How do you particularly solve the question with | | sign?

Answer 1

To solve an equation |f(x)| = g(x), we split this up into two equations:
f(x) = g(x), and f(x) = -g(x). Therefore,

|2cos(x) + 3sin(x)| = sin(x) gets split into

1) 2cos(x) + 3sin(x) = sin(x), and
2) 2cos(x) + 3sin(x) = -sin(x).

Let's solve these separately. I'm going to assume there is a restriction of 0 <= x < 2pi.

1) 2cos(x) + 3sin(x) = sin(x)

Move 3sin(x) to the right hand side to obtain

2cos(x) = -2sin(x)

Divide both sides by 2cos(x),

1 = -sin(x)/cos(x).
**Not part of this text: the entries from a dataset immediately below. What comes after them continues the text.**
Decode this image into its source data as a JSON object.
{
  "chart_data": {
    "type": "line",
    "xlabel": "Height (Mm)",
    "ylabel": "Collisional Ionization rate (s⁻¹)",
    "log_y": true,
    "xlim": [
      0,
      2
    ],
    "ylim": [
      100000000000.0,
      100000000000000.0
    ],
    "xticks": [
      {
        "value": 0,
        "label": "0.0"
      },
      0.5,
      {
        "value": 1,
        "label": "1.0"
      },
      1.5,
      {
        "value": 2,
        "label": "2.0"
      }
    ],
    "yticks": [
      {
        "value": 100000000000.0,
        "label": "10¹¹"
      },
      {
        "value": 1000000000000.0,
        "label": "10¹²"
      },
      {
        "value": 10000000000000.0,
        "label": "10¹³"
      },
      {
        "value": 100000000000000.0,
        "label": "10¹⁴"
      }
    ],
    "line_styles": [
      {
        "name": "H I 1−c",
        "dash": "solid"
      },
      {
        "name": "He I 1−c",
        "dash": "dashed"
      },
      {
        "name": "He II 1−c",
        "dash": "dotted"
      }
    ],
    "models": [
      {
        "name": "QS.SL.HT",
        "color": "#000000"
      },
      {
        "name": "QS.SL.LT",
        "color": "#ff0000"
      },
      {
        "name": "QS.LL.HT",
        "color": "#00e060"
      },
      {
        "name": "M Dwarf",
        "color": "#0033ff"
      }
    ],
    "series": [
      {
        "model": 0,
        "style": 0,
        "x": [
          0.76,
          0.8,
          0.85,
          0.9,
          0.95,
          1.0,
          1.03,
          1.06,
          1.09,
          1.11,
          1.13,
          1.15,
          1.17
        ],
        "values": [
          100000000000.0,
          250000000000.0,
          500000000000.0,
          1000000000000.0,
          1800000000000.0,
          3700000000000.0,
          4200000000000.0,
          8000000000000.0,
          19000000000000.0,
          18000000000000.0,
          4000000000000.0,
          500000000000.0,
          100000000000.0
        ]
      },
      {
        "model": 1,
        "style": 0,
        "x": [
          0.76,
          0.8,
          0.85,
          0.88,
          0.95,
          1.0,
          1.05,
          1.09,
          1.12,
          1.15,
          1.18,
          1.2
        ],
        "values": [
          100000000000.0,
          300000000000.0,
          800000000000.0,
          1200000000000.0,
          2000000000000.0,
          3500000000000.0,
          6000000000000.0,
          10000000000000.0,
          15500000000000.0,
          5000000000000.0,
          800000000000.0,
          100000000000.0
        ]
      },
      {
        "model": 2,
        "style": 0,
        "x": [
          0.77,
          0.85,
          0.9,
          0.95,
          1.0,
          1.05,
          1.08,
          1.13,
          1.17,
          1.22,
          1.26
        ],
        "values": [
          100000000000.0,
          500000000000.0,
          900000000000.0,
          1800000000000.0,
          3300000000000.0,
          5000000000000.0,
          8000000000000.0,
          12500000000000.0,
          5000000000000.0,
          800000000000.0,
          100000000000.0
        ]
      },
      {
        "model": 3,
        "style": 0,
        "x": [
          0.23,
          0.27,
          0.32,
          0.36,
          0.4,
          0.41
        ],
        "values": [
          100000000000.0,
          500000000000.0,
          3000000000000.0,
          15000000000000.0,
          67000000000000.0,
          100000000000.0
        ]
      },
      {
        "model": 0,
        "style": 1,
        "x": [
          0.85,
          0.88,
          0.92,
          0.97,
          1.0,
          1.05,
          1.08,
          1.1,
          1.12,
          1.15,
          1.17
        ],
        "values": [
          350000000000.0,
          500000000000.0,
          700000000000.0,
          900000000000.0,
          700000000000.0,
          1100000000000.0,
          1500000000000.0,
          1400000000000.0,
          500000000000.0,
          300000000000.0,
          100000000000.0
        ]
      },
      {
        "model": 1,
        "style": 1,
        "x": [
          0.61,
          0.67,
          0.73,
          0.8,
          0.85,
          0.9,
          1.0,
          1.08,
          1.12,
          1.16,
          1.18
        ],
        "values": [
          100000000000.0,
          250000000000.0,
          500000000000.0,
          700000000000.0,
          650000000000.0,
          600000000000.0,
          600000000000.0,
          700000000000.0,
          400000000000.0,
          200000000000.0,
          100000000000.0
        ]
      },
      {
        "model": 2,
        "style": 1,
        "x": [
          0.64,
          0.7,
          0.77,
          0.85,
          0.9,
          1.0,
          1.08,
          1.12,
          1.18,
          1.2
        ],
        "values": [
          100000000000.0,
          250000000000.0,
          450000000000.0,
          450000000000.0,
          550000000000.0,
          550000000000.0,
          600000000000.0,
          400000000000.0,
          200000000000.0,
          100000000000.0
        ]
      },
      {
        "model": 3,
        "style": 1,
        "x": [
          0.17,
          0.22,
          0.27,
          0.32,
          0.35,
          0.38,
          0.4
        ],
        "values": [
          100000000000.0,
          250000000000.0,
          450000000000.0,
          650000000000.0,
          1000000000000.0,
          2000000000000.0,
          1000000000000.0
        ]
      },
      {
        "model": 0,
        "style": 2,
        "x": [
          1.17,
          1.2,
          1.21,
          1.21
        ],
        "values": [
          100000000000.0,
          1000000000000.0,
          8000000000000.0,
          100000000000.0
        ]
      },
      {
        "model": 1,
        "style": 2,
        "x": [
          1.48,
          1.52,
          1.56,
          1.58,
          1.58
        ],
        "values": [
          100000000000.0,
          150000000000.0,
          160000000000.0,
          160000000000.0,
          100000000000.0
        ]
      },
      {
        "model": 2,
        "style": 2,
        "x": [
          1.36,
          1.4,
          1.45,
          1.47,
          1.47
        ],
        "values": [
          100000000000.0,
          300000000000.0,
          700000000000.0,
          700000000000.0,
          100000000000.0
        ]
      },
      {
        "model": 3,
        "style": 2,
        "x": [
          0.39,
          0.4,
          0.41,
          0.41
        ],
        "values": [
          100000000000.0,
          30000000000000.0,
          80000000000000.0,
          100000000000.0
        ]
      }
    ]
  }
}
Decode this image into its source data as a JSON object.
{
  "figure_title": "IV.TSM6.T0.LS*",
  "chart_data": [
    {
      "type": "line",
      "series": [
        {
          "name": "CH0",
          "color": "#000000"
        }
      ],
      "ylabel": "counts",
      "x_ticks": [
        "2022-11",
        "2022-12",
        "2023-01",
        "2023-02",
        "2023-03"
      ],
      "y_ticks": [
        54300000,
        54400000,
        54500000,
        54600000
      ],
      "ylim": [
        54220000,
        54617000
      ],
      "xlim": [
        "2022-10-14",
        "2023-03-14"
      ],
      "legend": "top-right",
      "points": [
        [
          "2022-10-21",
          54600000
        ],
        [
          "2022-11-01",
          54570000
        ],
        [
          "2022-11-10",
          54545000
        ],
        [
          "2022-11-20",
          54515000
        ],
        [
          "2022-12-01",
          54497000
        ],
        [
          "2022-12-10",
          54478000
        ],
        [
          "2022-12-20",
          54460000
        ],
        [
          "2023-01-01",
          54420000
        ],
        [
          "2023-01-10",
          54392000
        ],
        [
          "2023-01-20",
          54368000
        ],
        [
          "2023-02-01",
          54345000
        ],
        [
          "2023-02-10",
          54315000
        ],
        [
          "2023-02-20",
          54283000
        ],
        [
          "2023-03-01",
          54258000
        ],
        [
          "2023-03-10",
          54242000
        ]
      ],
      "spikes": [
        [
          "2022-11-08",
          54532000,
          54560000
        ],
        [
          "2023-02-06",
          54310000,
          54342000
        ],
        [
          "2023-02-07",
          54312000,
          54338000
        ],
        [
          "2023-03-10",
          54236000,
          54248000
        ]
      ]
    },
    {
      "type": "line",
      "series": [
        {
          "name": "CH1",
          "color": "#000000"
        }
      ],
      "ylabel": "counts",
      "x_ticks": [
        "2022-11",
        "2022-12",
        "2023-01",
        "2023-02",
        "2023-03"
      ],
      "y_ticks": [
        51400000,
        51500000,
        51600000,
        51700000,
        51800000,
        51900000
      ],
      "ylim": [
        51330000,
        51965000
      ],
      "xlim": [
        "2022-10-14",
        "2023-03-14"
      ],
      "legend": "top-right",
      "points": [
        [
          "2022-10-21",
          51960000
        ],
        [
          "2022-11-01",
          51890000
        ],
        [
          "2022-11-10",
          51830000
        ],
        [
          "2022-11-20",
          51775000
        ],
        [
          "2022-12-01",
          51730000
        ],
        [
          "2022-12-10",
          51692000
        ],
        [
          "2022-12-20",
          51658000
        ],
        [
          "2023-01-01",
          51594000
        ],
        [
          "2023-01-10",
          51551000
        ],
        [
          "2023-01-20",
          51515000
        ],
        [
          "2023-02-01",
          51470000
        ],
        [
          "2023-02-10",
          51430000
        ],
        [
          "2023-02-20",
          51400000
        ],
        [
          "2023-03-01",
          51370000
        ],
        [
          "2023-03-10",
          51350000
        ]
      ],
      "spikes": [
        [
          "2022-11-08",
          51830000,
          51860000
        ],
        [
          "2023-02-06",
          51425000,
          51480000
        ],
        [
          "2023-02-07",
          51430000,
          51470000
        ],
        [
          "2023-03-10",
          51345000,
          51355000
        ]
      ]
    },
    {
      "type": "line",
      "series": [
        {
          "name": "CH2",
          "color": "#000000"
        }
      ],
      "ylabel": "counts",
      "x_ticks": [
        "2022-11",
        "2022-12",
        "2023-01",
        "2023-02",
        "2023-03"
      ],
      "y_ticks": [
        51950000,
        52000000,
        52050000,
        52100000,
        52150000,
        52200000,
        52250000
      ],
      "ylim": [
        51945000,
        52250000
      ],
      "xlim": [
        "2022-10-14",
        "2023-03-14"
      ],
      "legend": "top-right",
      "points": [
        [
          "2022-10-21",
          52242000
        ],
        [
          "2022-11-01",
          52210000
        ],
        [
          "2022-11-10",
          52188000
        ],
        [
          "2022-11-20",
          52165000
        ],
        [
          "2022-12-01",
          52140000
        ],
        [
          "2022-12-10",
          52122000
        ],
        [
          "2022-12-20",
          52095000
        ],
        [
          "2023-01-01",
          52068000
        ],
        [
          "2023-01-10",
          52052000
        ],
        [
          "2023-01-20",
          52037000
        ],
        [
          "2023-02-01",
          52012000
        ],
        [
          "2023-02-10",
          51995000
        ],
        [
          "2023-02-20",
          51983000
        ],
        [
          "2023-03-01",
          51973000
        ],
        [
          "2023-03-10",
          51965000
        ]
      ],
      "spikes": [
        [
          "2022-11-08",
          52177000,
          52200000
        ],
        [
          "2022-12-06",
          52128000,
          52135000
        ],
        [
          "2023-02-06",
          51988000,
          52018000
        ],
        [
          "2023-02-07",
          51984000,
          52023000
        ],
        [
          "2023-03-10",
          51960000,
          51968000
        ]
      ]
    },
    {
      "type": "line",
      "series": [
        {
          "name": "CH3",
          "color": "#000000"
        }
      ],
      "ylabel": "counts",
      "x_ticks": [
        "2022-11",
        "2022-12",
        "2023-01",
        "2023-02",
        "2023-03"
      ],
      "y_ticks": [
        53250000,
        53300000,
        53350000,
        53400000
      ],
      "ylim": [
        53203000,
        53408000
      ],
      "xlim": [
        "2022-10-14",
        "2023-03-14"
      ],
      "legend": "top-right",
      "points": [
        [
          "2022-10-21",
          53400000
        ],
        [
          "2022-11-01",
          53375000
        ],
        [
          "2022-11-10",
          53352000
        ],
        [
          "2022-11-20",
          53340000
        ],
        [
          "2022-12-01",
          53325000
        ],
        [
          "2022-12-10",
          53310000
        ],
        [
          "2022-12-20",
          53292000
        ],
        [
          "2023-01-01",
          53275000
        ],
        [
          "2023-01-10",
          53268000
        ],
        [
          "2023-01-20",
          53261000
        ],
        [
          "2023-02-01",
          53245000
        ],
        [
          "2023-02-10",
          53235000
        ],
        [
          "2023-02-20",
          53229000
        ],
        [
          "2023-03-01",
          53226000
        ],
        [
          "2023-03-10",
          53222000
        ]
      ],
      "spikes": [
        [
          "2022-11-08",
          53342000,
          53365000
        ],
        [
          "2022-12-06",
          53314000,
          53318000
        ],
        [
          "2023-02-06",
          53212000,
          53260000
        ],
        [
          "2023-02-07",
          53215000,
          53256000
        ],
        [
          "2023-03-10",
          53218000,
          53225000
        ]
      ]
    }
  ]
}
By definition, this is
1 = -tan(x), so
-1 = tan(x).

tan(x) = -1 at the points 3pi/4 and 7pi/4. Therefore,
x = {3pi/4, 7pi/4}

2) 2cos(x) + 3sin(x) = -sin(x)

Move 3sin(x) over to the right hand side,

2cos(x) = -4sin(x)

Divide both sides by 2cos(x),

1 = -2tan(x), so

-1/2 = tan(x)

Unfortunately, -1/2 isn't one of our known values on the unit circle. we can, however, take the arctan of both sides to obtain
x = arctan(-1/2). Since the solutions of tan are "pi" away from each other (the same way 3pi/4 and 7pi/4 are "pi" distance apart), our solutions are

x = {arctan(-1/2), arctan(-1/2) + pi}

Combining the results from both equations,

x = {3pi/4, 7pi/4, arctan(-1/2), arctan(-1/2) + pi}

Answer 2

This is really two problems:

1) 2 cos x + 3 sin x = sin x

and

2) -(2 cos x + 3 sin x) = sin x

Solve both to find the solutions

Answer 3

Treat is as two equations:
|2cosx + 3sinx | = sinx
→ 2cosx + 3sinx = sinx OR -cosx - 3sinx = sinx
→ 2cosx = -2sinx OR -cosx = 4sinx
→ tanx = -1 OR tanx = -1/4
→ x = 3pi/4 + npi OR x = arctan(-1/4) + npi

Answer 4

Yes not easy